Sir Ivan Rogers, the UK’s Ambassador to the European Union has today resigned from his position, a full ten months before his scheduled departure from the role in November 2017.
The resignation comes a month after making public comments that he felt a post-brexit trade deal could take as long as ten years to conclude, despite the two year limits imposed in Article 50 of the Treaty of Lisbon. Downing Street later refuted the comments as not reflecting the view of the British Government.
Mr Rogers was a part of former prime minister David Cameron’s negotiating team when he unsuccessfully attempted to renegotiate Britain’s position within the European Union. A failure which ultimately led to the EU referendum and Britain’s subsequent vote to leave.

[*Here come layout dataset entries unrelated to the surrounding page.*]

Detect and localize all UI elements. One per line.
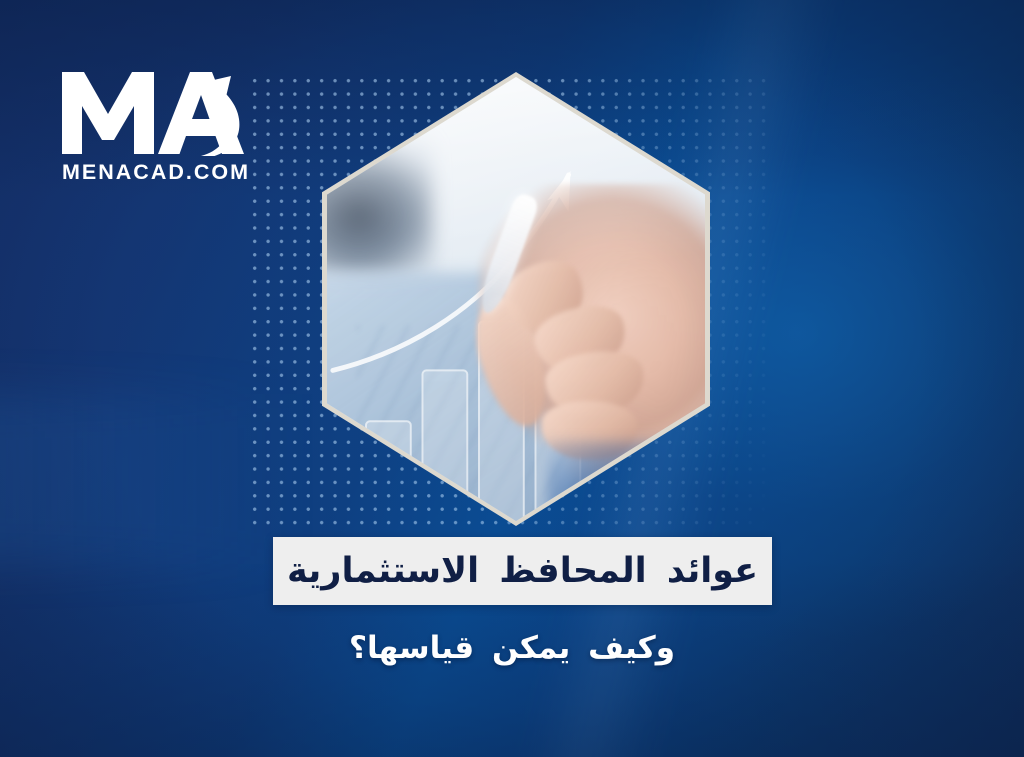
title-banner: عوائد المحافظ الاستثمارية — [273, 537, 772, 605]
hexagon-photo-clip — [327, 77, 705, 521]
brand-wordmark: MENACAD.COM — [62, 160, 250, 185]
poster-canvas: MENACAD.COM — [0, 0, 1024, 757]
page-subtitle: وكيف يمكن قياسها؟ — [0, 629, 1024, 668]
hero-photo — [327, 77, 705, 521]
logo-ma-mark — [60, 68, 260, 156]
hero-hexagon-image — [322, 72, 710, 526]
brand-logo[interactable]: MENACAD.COM — [60, 68, 290, 190]
page-title: عوائد المحافظ الاستثمارية — [287, 554, 758, 589]
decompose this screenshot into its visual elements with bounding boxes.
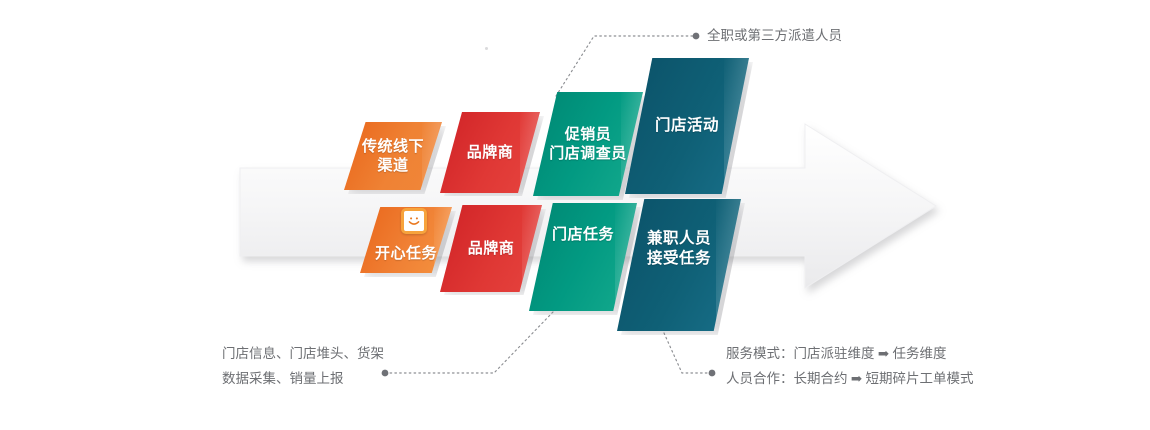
dust-speck <box>485 47 488 50</box>
annotation-staffing: 全职或第三方派遣人员 <box>707 24 842 49</box>
annotation-data-collection: 门店信息、门店堆头、货架 数据采集、销量上报 <box>222 342 384 392</box>
smiley-icon <box>401 208 427 234</box>
step-label: 门店任务 <box>552 225 614 244</box>
annotation-service-mode: 服务模式：门店派驻维度 ➡ 任务维度 人员合作：长期合约 ➡ 短期碎片工单模式 <box>726 342 974 392</box>
step-label: 促销员 门店调查员 <box>549 125 627 163</box>
diagram-canvas: 传统线下 渠道 品牌商 促销员 门店调查员 门店活动 开心任务 品牌商 门店任务 <box>0 0 1150 430</box>
step-label: 传统线下 渠道 <box>362 137 424 175</box>
step-label: 品牌商 <box>468 239 515 258</box>
step-label: 门店活动 <box>655 116 719 136</box>
step-label: 品牌商 <box>467 143 514 162</box>
step-label: 开心任务 <box>375 244 437 263</box>
step-label: 兼职人员 接受任务 <box>647 229 711 269</box>
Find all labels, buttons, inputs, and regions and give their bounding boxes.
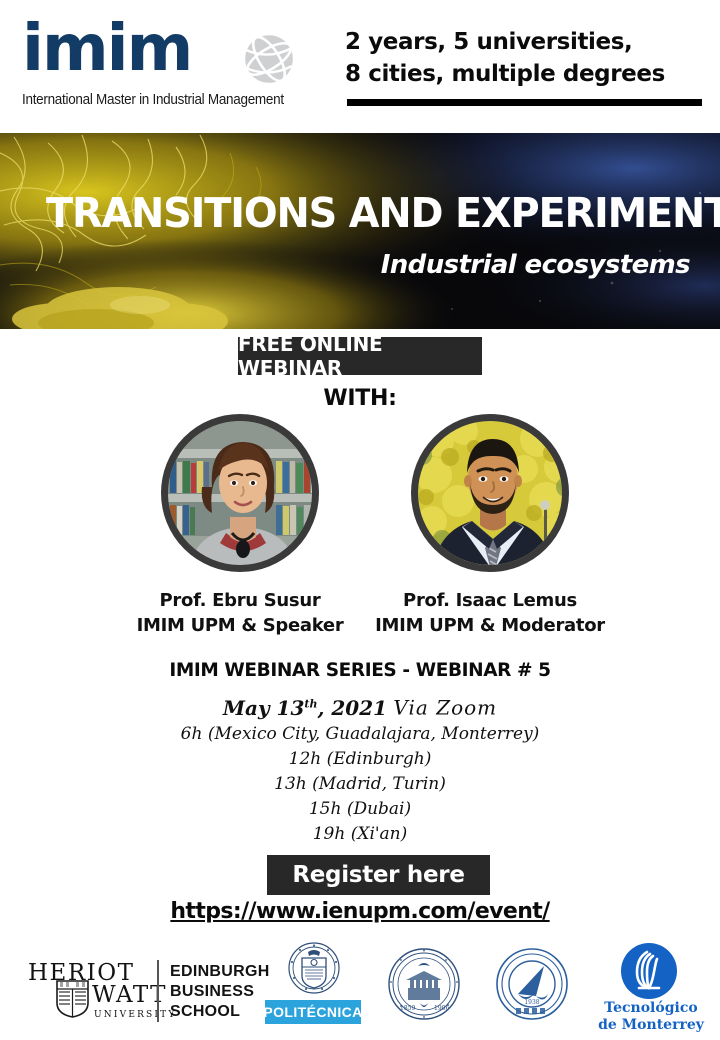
- imim-logo-subtitle: International Master in Industrial Manag…: [22, 92, 284, 108]
- svg-text:1859: 1859: [400, 1005, 415, 1012]
- northwestern-polytechnical-university-logo: 1938: [490, 938, 574, 1040]
- tagline-divider: [347, 99, 702, 106]
- globe-icon: [240, 30, 298, 88]
- svg-text:1906: 1906: [434, 1005, 449, 1012]
- schedule-block: May 13th, 2021 Via Zoom 6h (Mexico City,…: [0, 690, 720, 847]
- portrait-isaac-lemus: [418, 421, 562, 565]
- portrait-ebru-susur: [168, 421, 312, 565]
- tec-de-monterrey-text: Tecnológico de Monterrey: [598, 1000, 704, 1034]
- upm-politecnica-logo: POLITÉCNICA: [265, 938, 361, 1040]
- schedule-time: 6h (Mexico City, Guadalajara, Monterrey): [0, 722, 720, 747]
- schedule-platform: Via Zoom: [393, 696, 497, 720]
- tec-line-2: de Monterrey: [598, 1017, 704, 1034]
- ebs-line-3: SCHOOL: [170, 1002, 270, 1022]
- schedule-date-monthday: May 13: [223, 696, 305, 720]
- tecnologico-de-monterrey-logo: Tecnológico de Monterrey: [598, 938, 704, 1040]
- schedule-time: 19h (Xi'an): [0, 822, 720, 847]
- politecnico-di-torino-seal-icon: 1859 1906: [388, 948, 460, 1020]
- event-url-link[interactable]: https://www.ienupm.com/event/: [170, 899, 549, 924]
- heriot-watt-crest-icon: [56, 980, 89, 1018]
- with-label: WITH:: [0, 386, 720, 411]
- ebs-line-2: BUSINESS: [170, 982, 270, 1002]
- event-url: https://www.ienupm.com/event/: [0, 899, 720, 924]
- schedule-time: 13h (Madrid, Turin): [0, 772, 720, 797]
- schedule-date-ordinal: th: [304, 697, 317, 710]
- edinburgh-business-school-text: EDINBURGH BUSINESS SCHOOL: [170, 962, 270, 1022]
- speaker-role: IMIM UPM & Speaker: [110, 613, 370, 638]
- hero-banner: TRANSITIONS AND EXPERIMENTS Industrial e…: [0, 133, 720, 329]
- speaker-role: IMIM UPM & Moderator: [360, 613, 620, 638]
- speaker-name: Prof. Isaac Lemus: [360, 588, 620, 613]
- schedule-time: 12h (Edinburgh): [0, 747, 720, 772]
- webinar-poster: imim International Master in Industrial …: [0, 0, 720, 1040]
- tec-de-monterrey-mark-icon: [620, 942, 678, 1000]
- speaker-card-2: Prof. Isaac Lemus IMIM UPM & Moderator: [360, 414, 620, 638]
- schedule-date-year: , 2021: [317, 696, 387, 720]
- schedule-time: 15h (Dubai): [0, 797, 720, 822]
- header-tagline: 2 years, 5 universities, 8 cities, multi…: [345, 26, 705, 90]
- register-button[interactable]: Register here: [267, 855, 490, 895]
- heriot-watt-watt-text: WATT: [92, 982, 167, 1008]
- heriot-watt-logo: HERIOT WATT UNIVERSITY: [24, 938, 239, 1040]
- nwpu-seal-icon: 1938: [496, 948, 568, 1020]
- free-webinar-badge-label: FREE ONLINE WEBINAR: [238, 332, 482, 380]
- avatar: [411, 414, 569, 572]
- tagline-line-2: 8 cities, multiple degrees: [345, 58, 705, 90]
- free-webinar-badge: FREE ONLINE WEBINAR: [238, 337, 482, 375]
- ebs-line-1: EDINBURGH: [170, 962, 270, 982]
- schedule-date: May 13th, 2021 Via Zoom: [0, 690, 720, 722]
- speaker-card-1: Prof. Ebru Susur IMIM UPM & Speaker: [110, 414, 370, 638]
- tec-line-1: Tecnológico: [598, 1000, 704, 1017]
- partner-logos: HERIOT WATT UNIVERSITY: [0, 938, 720, 1040]
- banner-subtitle: Industrial ecosystems: [381, 250, 690, 280]
- imim-logo: imim International Master in Industrial …: [18, 14, 318, 114]
- avatar: [161, 414, 319, 572]
- poster-header: imim International Master in Industrial …: [0, 0, 720, 128]
- heriot-watt-university-text: UNIVERSITY: [94, 1010, 177, 1020]
- upm-seal-icon: [288, 942, 340, 994]
- speaker-name: Prof. Ebru Susur: [110, 588, 370, 613]
- register-button-label: Register here: [292, 862, 464, 888]
- svg-text:1938: 1938: [524, 999, 539, 1006]
- upm-politecnica-label: POLITÉCNICA: [263, 1004, 362, 1020]
- banner-title: TRANSITIONS AND EXPERIMENTS: [46, 189, 720, 237]
- upm-politecnica-bar: POLITÉCNICA: [265, 1000, 361, 1024]
- tagline-line-1: 2 years, 5 universities,: [345, 26, 705, 58]
- politecnico-di-torino-logo: 1859 1906: [382, 938, 466, 1040]
- imim-wordmark: imim: [22, 16, 191, 82]
- series-title: IMIM WEBINAR SERIES - WEBINAR # 5: [0, 660, 720, 681]
- heriot-watt-divider: [157, 960, 159, 1022]
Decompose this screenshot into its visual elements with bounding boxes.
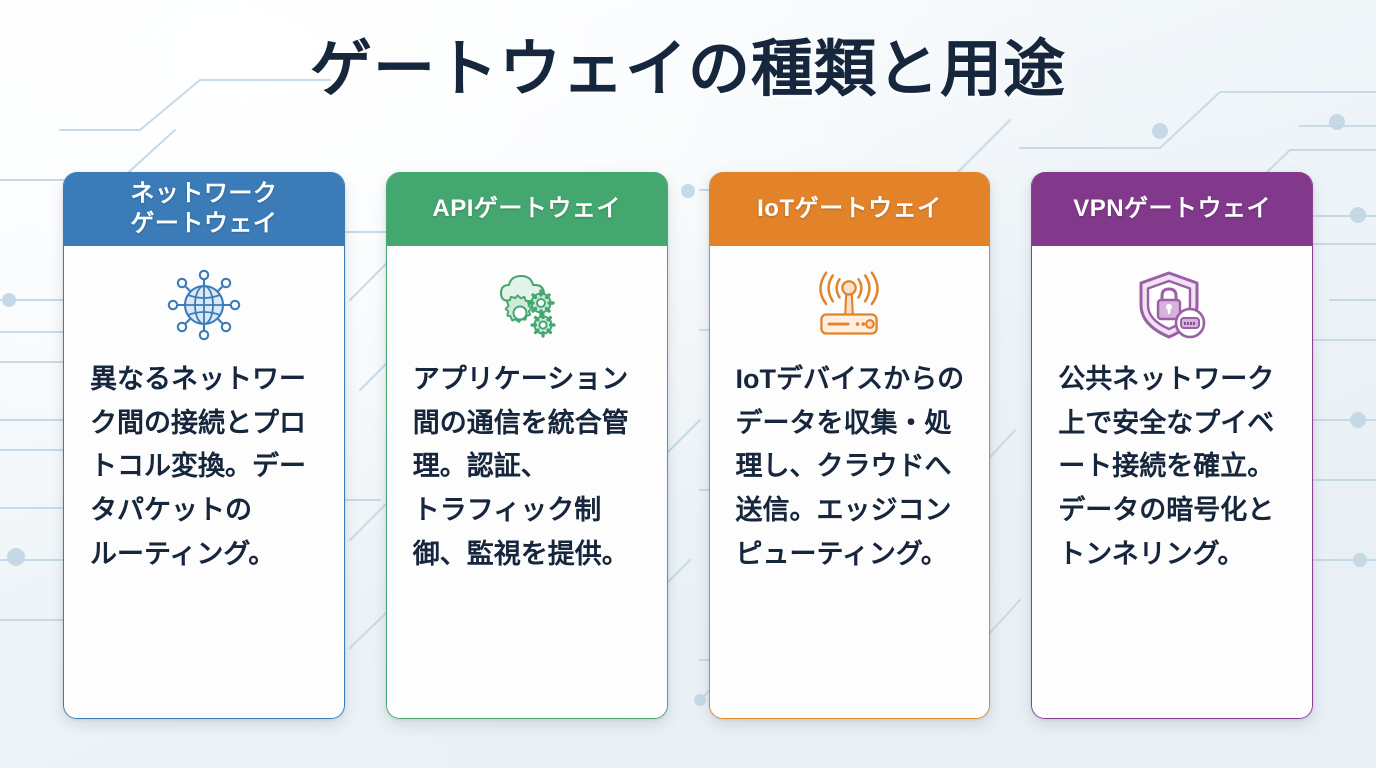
shield-lock-icon: [1133, 268, 1211, 342]
card-body-network-gateway: 異なるネットワーク間の接続とプロトコル変換。データパケットの ルーティング。: [64, 246, 344, 718]
page-title: ゲートウェイの種類と用途: [0, 36, 1376, 104]
card-body-api-gateway: アプリケーション間の通信を統合管理。認証、 トラフィック制御、監視を提供。: [387, 246, 667, 718]
card-vpn-gateway[interactable]: VPNゲートウェイ: [1031, 172, 1313, 719]
card-header-api-gateway: APIゲートウェイ: [386, 172, 668, 246]
card-title-line-1: APIゲートウェイ: [432, 194, 621, 223]
card-description-network-gateway: 異なるネットワーク間の接続とプロトコル変換。データパケットの ルーティング。: [82, 358, 326, 577]
card-description-vpn-gateway: 公共ネットワーク上で安全なプイベート接続を確立。データの暗号化とトンネリング。: [1050, 358, 1294, 577]
card-body-iot-gateway: IoTデバイスからのデータを収集・処理し、クラウドへ送信。エッジコンピューティン…: [710, 246, 990, 718]
card-header-vpn-gateway: VPNゲートウェイ: [1031, 172, 1313, 246]
title-container: ゲートウェイの種類と用途: [0, 36, 1376, 104]
card-iot-gateway[interactable]: IoTゲートウェイ: [709, 172, 991, 719]
card-api-gateway[interactable]: APIゲートウェイ: [386, 172, 668, 719]
globe-network-icon: [165, 268, 243, 342]
card-title-line-2: ゲートウェイ: [130, 209, 277, 238]
router-antenna-icon: [810, 268, 888, 342]
card-title-line-1: VPNゲートウェイ: [1073, 194, 1271, 223]
cloud-gears-icon: [488, 268, 566, 342]
card-description-api-gateway: アプリケーション間の通信を統合管理。認証、 トラフィック制御、監視を提供。: [405, 358, 649, 577]
card-title-line-1: IoTゲートウェイ: [757, 194, 942, 223]
card-description-iot-gateway: IoTデバイスからのデータを収集・処理し、クラウドへ送信。エッジコンピューティン…: [728, 358, 972, 577]
card-header-network-gateway: ネットワーク ゲートウェイ: [63, 172, 345, 246]
gateway-cards-row: ネットワーク ゲートウェイ: [63, 172, 1313, 720]
card-body-vpn-gateway: 公共ネットワーク上で安全なプイベート接続を確立。データの暗号化とトンネリング。: [1032, 246, 1312, 718]
infographic-stage: ゲートウェイの種類と用途 ネットワーク ゲートウェイ: [0, 0, 1376, 768]
card-title-line-1: ネットワーク: [130, 179, 277, 208]
card-network-gateway[interactable]: ネットワーク ゲートウェイ: [63, 172, 345, 719]
card-header-iot-gateway: IoTゲートウェイ: [709, 172, 991, 246]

Former Deputy Prime Minister Nick Clegg, who previously worked with Sir Ivan said “If the reports are true that he has been hounded out by hostile Brexiteers in government, it counts as a spectacular own goal. The government needs all the help it can get from good civil servants to deliver a workable Brexit.”
While the Government have yet to issue an official statement on Rogers resignation a source in Whitehall today said that it would not affect the governments proposed triggering of article 50 later on this year.
With preparations for this process to be made and significant ground still to be decided upon, the Government will come under significant pressure to appoint a new ambassador as quickly as possible.
However reports that Nigel Farage had already sent his CV in for the position were described as laughable by one government source.